Luxury and breathtaking views

At the top of the Spanish Steps, in a spectacular location in the heart of Rome, the Hotel Hassler Villa Medici is named after its first owner, Swiss hotelier Albert Hassler who founded it in 1893, but since the 1920s it belongs to the Wirth family. A meeting place for the Italian and foreign political, economic and cultural elites, the hotel has been frequented by hundreds of excellent visitors: the Kennedy family, Prince Rainier of Monaco and Grace Kelly, Charlie Chaplin and Gabriel Garcia Marquez are just some of the names that appear in his Golden Book. Equally enviable is the view from the terrace of the Sina Bernini Bristol hotel, chosen by Paolo Sorrentino for the film “The great beauty”. Inaugurated in 1874 under the name of Hotel Bristol in honor of the fourth Earl of Bristol – renowned for his many travels across Europe and the luxurious lifestyle – the hotel was completely rebuilt in the early 1940s adding to its name the one of Gian Lorenzo Bernini, the author of the Triton Fountain dominating the nearby Piazza Barberini. Throughout its long history, the hotel has been the reference point for famous personalities such as the Emperor of Brazil, the Princes of Wales, the Rockefellers and the Vanderbildts who used to spend the cold winter months in Rome. 

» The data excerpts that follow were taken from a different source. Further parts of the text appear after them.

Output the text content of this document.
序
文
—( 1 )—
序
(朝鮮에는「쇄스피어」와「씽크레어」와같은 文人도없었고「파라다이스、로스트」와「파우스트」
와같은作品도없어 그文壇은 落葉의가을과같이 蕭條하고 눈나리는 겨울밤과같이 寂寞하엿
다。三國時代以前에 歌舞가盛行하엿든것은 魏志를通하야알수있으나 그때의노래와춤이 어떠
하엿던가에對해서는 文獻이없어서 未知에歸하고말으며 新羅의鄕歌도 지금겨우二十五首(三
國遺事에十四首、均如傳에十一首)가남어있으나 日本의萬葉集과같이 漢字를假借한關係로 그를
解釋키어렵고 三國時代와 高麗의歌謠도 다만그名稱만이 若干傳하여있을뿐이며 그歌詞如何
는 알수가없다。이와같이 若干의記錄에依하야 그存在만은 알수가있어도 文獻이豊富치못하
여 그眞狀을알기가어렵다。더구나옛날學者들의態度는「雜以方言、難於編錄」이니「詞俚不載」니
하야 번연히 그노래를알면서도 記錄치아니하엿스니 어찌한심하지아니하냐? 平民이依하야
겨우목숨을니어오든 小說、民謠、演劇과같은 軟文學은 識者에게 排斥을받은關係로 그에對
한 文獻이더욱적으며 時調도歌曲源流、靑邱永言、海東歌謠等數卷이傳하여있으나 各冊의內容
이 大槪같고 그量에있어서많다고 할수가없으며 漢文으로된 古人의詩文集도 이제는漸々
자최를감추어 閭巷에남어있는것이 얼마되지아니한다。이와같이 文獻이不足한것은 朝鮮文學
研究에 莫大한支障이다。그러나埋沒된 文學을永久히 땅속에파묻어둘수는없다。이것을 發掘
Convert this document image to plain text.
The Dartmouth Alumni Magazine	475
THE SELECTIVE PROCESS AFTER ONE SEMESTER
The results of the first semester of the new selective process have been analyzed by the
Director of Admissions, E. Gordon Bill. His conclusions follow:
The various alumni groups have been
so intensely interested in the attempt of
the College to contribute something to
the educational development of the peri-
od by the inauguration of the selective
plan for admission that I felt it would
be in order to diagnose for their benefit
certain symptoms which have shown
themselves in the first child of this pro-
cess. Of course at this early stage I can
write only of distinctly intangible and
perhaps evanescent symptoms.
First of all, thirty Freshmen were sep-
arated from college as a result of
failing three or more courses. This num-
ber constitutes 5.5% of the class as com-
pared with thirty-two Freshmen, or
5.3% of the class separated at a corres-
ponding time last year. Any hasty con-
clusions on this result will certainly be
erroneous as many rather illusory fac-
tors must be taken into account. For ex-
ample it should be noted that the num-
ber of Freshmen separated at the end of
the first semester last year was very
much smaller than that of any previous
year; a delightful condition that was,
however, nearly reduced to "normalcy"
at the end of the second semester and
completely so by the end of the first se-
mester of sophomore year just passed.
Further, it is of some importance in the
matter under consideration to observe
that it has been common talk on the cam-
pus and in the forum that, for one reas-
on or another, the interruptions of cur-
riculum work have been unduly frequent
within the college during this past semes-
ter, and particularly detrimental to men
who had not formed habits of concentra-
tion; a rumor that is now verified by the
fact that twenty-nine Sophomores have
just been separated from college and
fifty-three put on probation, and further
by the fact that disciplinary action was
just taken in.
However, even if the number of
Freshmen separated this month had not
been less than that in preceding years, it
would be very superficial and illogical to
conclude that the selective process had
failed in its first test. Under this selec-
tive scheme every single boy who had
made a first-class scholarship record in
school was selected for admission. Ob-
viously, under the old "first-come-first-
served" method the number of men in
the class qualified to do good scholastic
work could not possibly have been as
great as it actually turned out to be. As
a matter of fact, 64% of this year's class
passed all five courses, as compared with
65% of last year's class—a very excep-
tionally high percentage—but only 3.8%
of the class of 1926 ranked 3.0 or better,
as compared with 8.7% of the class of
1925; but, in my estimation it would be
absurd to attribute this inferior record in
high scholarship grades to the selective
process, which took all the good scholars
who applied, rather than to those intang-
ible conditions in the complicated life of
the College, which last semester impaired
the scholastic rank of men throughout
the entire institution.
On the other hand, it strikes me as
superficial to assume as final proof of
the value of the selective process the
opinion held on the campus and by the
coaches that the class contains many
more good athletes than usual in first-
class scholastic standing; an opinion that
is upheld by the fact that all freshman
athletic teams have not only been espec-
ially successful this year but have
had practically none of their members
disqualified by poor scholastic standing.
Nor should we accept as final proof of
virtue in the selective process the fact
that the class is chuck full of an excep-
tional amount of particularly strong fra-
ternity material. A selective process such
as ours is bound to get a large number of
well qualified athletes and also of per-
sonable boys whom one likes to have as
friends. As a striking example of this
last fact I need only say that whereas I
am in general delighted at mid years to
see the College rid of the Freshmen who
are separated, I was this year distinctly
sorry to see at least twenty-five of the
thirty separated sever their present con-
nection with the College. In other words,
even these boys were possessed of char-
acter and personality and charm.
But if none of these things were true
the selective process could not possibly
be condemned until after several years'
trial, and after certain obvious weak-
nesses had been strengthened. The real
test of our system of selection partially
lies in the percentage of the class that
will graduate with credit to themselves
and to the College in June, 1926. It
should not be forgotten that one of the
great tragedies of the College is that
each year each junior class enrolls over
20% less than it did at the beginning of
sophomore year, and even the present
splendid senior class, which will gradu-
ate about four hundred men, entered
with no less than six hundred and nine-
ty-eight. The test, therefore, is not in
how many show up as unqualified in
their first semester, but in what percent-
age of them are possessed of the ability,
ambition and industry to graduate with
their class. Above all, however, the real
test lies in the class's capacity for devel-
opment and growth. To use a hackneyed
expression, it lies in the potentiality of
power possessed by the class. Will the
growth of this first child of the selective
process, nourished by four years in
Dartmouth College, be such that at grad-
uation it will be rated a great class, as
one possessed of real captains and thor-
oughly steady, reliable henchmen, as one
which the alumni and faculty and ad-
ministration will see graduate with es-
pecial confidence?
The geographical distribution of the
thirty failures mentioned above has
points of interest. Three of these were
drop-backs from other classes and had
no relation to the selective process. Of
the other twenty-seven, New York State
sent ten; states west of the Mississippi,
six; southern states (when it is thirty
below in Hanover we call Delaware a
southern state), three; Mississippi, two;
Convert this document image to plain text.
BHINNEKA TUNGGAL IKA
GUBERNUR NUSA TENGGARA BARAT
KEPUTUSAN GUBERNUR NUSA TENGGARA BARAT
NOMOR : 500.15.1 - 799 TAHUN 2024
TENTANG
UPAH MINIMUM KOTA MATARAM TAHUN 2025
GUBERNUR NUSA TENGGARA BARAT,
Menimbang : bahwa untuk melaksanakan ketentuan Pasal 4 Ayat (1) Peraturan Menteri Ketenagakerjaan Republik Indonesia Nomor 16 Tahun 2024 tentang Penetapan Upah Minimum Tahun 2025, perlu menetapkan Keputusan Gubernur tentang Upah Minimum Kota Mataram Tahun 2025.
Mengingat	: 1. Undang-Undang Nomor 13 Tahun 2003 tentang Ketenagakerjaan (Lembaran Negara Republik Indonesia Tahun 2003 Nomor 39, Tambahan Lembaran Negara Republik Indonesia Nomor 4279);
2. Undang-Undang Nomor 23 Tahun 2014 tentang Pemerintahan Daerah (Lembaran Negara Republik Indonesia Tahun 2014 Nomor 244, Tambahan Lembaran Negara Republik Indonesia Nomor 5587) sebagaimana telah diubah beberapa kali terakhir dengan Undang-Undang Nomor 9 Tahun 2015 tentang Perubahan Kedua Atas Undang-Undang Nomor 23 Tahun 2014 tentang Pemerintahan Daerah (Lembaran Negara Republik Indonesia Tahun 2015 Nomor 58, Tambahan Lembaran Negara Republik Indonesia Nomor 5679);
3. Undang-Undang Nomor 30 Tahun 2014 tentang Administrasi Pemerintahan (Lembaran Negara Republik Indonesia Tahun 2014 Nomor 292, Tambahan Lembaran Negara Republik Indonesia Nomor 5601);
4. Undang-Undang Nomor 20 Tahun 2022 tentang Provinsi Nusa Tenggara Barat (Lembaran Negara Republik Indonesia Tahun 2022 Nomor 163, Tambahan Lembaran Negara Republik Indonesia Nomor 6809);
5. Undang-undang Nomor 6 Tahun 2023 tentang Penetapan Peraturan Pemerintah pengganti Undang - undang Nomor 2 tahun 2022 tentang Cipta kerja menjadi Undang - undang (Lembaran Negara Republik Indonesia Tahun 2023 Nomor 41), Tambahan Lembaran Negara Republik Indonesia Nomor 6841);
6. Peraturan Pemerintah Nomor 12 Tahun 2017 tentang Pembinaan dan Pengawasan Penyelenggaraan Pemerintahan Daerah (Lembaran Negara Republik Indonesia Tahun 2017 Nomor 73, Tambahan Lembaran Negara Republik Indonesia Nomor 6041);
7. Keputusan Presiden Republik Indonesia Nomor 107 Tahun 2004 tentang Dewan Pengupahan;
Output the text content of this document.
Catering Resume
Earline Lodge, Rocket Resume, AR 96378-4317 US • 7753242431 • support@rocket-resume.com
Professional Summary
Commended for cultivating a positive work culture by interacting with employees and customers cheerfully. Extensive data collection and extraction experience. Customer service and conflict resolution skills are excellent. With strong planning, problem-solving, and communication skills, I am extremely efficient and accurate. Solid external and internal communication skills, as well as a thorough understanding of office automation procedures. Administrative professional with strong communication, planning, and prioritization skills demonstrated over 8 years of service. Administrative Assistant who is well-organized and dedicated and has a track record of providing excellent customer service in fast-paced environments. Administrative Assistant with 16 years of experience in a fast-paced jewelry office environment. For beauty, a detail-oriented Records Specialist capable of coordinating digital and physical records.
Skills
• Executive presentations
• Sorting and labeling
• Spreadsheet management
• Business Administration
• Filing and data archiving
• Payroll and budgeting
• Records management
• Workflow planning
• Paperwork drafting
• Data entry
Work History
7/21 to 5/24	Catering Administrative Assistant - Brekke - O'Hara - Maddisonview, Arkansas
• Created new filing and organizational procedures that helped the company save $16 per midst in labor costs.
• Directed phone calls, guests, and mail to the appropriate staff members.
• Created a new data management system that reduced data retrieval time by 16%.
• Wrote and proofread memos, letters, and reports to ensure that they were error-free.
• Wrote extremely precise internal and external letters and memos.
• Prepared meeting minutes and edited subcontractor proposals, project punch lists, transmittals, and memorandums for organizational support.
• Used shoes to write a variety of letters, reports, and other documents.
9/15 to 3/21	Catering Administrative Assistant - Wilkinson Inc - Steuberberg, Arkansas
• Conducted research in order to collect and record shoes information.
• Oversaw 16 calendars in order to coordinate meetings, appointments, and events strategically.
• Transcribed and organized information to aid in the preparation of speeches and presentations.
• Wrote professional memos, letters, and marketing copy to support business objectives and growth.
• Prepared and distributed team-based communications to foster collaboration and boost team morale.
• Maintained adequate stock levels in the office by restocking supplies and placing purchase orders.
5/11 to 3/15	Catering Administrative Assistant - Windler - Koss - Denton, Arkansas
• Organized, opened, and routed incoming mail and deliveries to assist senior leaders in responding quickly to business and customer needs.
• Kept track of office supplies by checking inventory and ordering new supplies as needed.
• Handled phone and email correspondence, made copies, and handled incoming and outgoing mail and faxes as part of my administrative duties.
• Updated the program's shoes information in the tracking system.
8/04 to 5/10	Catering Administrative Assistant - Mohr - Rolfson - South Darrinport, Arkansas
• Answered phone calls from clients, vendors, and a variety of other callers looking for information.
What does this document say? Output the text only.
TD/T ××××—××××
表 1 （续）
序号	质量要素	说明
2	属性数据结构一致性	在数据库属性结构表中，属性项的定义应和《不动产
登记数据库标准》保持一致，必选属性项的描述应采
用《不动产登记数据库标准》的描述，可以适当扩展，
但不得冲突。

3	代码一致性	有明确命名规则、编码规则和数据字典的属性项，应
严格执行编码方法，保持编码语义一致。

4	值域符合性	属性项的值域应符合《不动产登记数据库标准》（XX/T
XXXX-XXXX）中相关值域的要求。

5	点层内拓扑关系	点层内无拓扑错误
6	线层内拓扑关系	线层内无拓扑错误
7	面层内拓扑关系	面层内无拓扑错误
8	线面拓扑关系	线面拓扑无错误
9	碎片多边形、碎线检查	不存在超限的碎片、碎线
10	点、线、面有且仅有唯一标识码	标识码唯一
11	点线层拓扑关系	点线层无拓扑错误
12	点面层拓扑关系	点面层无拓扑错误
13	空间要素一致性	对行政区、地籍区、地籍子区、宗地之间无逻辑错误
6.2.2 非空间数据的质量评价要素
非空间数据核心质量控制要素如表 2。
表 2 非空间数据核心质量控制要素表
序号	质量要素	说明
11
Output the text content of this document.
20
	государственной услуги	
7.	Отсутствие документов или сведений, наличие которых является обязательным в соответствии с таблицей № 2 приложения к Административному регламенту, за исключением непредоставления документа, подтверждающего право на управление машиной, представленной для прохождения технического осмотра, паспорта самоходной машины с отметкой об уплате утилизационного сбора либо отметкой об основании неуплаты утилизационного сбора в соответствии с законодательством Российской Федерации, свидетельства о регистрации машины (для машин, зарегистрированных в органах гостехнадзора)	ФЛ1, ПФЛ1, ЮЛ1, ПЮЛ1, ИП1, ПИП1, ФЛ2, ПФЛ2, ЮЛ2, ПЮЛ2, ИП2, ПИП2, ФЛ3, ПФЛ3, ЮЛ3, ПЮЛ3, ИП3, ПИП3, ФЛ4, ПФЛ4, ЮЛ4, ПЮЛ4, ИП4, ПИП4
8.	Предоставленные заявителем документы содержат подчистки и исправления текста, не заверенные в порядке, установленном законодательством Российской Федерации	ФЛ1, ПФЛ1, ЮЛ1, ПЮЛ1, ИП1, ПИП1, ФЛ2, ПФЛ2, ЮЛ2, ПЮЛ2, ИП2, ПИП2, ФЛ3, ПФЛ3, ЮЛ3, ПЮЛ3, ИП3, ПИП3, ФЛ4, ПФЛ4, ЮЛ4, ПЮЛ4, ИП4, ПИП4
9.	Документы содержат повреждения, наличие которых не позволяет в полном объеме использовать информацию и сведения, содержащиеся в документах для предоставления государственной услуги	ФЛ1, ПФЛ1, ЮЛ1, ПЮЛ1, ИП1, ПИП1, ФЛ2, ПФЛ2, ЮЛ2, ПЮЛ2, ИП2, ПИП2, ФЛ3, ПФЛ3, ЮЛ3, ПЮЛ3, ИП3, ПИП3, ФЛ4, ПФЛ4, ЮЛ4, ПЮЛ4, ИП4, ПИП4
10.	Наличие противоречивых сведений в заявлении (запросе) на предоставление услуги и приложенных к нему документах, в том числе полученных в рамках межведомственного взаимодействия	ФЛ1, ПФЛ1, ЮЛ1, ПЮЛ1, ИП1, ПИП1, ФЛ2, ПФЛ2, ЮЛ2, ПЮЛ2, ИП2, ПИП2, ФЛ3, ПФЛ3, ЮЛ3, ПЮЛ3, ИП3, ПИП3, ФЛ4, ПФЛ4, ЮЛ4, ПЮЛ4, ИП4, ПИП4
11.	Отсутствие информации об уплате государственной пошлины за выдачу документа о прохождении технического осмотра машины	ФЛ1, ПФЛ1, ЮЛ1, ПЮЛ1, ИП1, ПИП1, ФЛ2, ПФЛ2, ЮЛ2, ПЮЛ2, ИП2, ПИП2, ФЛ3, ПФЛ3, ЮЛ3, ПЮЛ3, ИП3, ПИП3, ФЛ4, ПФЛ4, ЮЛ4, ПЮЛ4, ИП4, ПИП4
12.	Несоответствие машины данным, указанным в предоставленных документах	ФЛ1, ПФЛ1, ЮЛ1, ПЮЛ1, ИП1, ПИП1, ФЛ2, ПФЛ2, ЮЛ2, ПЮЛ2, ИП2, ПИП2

The Dolce Vita on Via Veneto

One of the most famous streets of Rome: when it was built in the 1880s, Via Veneto was the Belle Époque street, with luxury hotels and Parisian-style cafes, then became a destination for movie stars and artists in the 1950s and 1960s, acquiring international fame thanks to Federico Fellini’s La Dolce Vita. The first hotel that was built in the street, in 1889, was the Majestic, designed by Gaetano Koch – the architect of the nearby American Embassy and of the Bank of Italy – who gave the building its unique “piano-like” layout. Its modernity, architectural design, tapestries, precious furniture and frescoes by Domenico Bruschi in the ballroom have made it famous since the 1920s: royals, princes & princesses and show biz stars used to choose it for their stay in Rome. Built in 1900 originally to host ambassadors staying in Rome, the nearby Palace Hotel was designed in Neo-Renaissance style by architect Carlo Busiri Vici. After the Second World War, it served as the American Embassy Library; it was reopened in the 1990s with the name of Ambasciatori Palace, keeping intact the beauty of the rooms and the original decorations, such as the wrought iron balustrade of the Liberty staircase. Dating back to 1927 is the impressive building of the Grand Hotel Palace, once known as the Albergo degli Ambasciatori. An example of Roman modernist architecture, the hotel was designed by Marcello Piacentini and marks the transition from Art Nouveau to Art Deco style. Crossing its elegant wrought iron and bronze gate, visitors enters into a timeless atmosphere, adorned with stuccos, crystal chandeliers, marble floors and the stunning frescoes painted by the Venetian Guido Cadorin: portrays include the owners of the hotel, Marcello Piacentini with his family and an unexpected Gio Ponti who looks out from a column with an ironic smile.